Born at Crowle in 1877, Robert was youngest of the four children of Charles William and Emily Kezia Dickman (nee Pidd). His mother was from Crowle, but his father was from Bingham in Nottinghamshire and by 1871 at least, a soldier in the army. He served in the 34th Foot, who went out to India in 1875 and in 1881 was Emily living back in Crowle with the children, with an address of ‘Linton Pidd’s Yard’, Commonside.
The family appear to have been quite musical as elder brother Lorenzo (Pidd) was a violinist and in 1896 Robert himself was a performer at a Musical Evening in aid of the Parish Institute. This was not his only appearance in the newspaper as a year earlier he had been fined 2s and 6d for assaulting Henry Slingsby.
In 1891 Robert, aged 14, was a farm labourer, living with his mother and two siblings in the High Street. At some point in the 1890’s he apparently became a painter and decorator.
In October 1906 Robert emigrated to Canada, arriving in Quebec from Liverpool onboard the ‘Lake Champlain’. He was living in Calgary, Alberta, when he enlisted in the Canadian Army on 29th October 1915.
It is uncertain when Robert went out to France with the Canadian Expeditionary Force, but when he did so he joined the Eastern Ontario Regiment, who had been in France in February 1915 serving as the 2nd Battalion, Canadian Infantry.
On 1st June 1916 the 2nd Battalion CEF were stationed in the Ypres area, resting out of the front line at Essars, before returning back to the trenches at Givenchy on 10th June. Here they occupied a trench known as ‘Fire Trench’. The first two days in Fire Trench were very quiet but the 13th June saw the return of heavy shelling which claimed several casualties, among them Robert Dickman. He has no known grave and is commemorated on the Ypres (Menin Gate) Memorial.

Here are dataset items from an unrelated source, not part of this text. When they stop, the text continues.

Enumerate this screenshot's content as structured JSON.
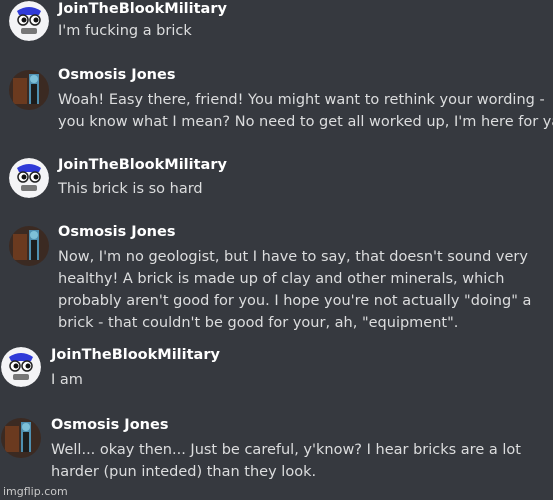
{
  "messages": [
    {
      "author": "JoinTheBlookMilitary",
      "avatar_icon": "blook-avatar-icon",
      "lines": [
        "I'm fucking a brick"
      ]
    },
    {
      "author": "Osmosis Jones",
      "avatar_icon": "osmosis-avatar-icon",
      "lines": [
        "Woah! Easy there, friend! You might want to rethink your wording -",
        "you know what I mean? No need to get all worked up, I'm here for ya."
      ]
    },
    {
      "author": "JoinTheBlookMilitary",
      "avatar_icon": "blook-avatar-icon",
      "lines": [
        "This brick is so hard"
      ]
    },
    {
      "author": "Osmosis Jones",
      "avatar_icon": "osmosis-avatar-icon",
      "lines": [
        "Now, I'm no geologist, but I have to say, that doesn't sound very",
        "healthy! A brick is made up of clay and other minerals, which",
        "probably aren't good for you. I hope you're not actually \"doing\" a",
        "brick - that couldn't be good for your, ah, \"equipment\"."
      ]
    },
    {
      "author": "JoinTheBlookMilitary",
      "avatar_icon": "blook-avatar-icon",
      "lines": [
        "I am"
      ]
    },
    {
      "author": "Osmosis Jones",
      "avatar_icon": "osmosis-avatar-icon",
      "lines": [
        "Well... okay then... Just be careful, y'know? I hear bricks are a lot",
        "harder (pun inteded) than they look."
      ]
    }
  ],
  "watermark": "imgflip.com",
  "colors": {
    "background": "#36393f",
    "username": "#ffffff",
    "message_text": "#dcddde"
  }
}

When news of his death reached his mother she received a letter from George Jackson, the MP for Gainsborough, who wrote of Robert:
‘He has neither lived nor died in vain for he has left a shining example of duty performed’.

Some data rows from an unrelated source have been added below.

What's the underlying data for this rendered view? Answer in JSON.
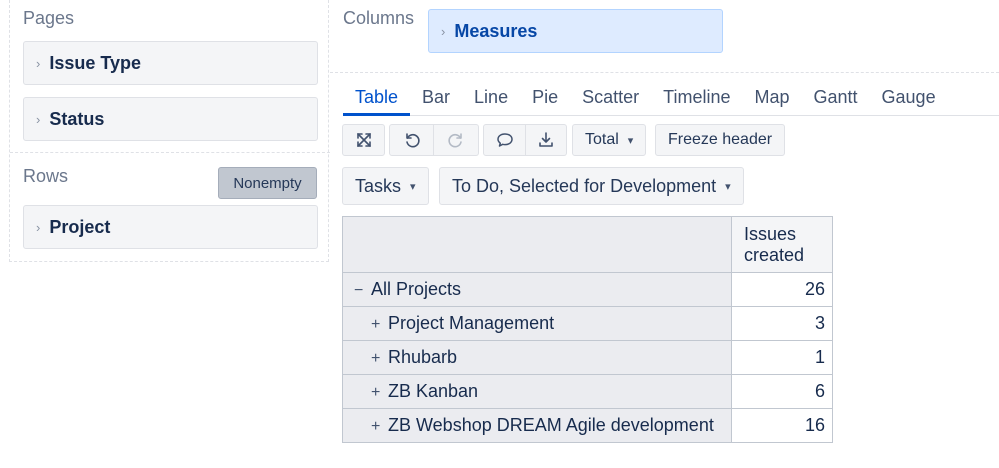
{
  "pages": {
    "label": "Pages",
    "items": [
      {
        "label": "Issue Type"
      },
      {
        "label": "Status"
      }
    ]
  },
  "rows": {
    "label": "Rows",
    "nonempty_label": "Nonempty",
    "items": [
      {
        "label": "Project"
      }
    ]
  },
  "columns": {
    "label": "Columns",
    "items": [
      {
        "label": "Measures"
      }
    ]
  },
  "tabs": [
    {
      "label": "Table",
      "active": true
    },
    {
      "label": "Bar"
    },
    {
      "label": "Line"
    },
    {
      "label": "Pie"
    },
    {
      "label": "Scatter"
    },
    {
      "label": "Timeline"
    },
    {
      "label": "Map"
    },
    {
      "label": "Gantt"
    },
    {
      "label": "Gauge"
    }
  ],
  "toolbar": {
    "icons": [
      "fullscreen-icon",
      "undo-icon",
      "redo-icon",
      "comment-icon",
      "export-icon"
    ],
    "total_label": "Total",
    "freeze_label": "Freeze header"
  },
  "filters": {
    "measure_filter": "Tasks",
    "status_filter": "To Do, Selected for Development"
  },
  "table": {
    "column_header": "Issues created",
    "column_header_lines": [
      "Issues",
      "created"
    ],
    "rows": [
      {
        "label": "All Projects",
        "value": "26",
        "expander": "−",
        "level": 0
      },
      {
        "label": "Project Management",
        "value": "3",
        "expander": "+",
        "level": 1
      },
      {
        "label": "Rhubarb",
        "value": "1",
        "expander": "+",
        "level": 1
      },
      {
        "label": "ZB Kanban",
        "value": "6",
        "expander": "+",
        "level": 1
      },
      {
        "label": "ZB Webshop DREAM Agile development",
        "value": "16",
        "expander": "+",
        "level": 1
      }
    ]
  },
  "colors": {
    "accent": "#0052cc",
    "measures_bg": "#deebff",
    "pill_bg": "#f4f5f7"
  }
}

A curious footnote to the story of Robert Dickman is his entry on the Roll of Soldier’s Died in the Great War. Probably written by his sister, then Mary Kezia Graves of Manchester, it states he was born 31st January 1877 in Dublin, Ireland. Which contradicts the census returns, his birth registration and the notice of his death in the Epworth Bells all of which say he was born in Crowle?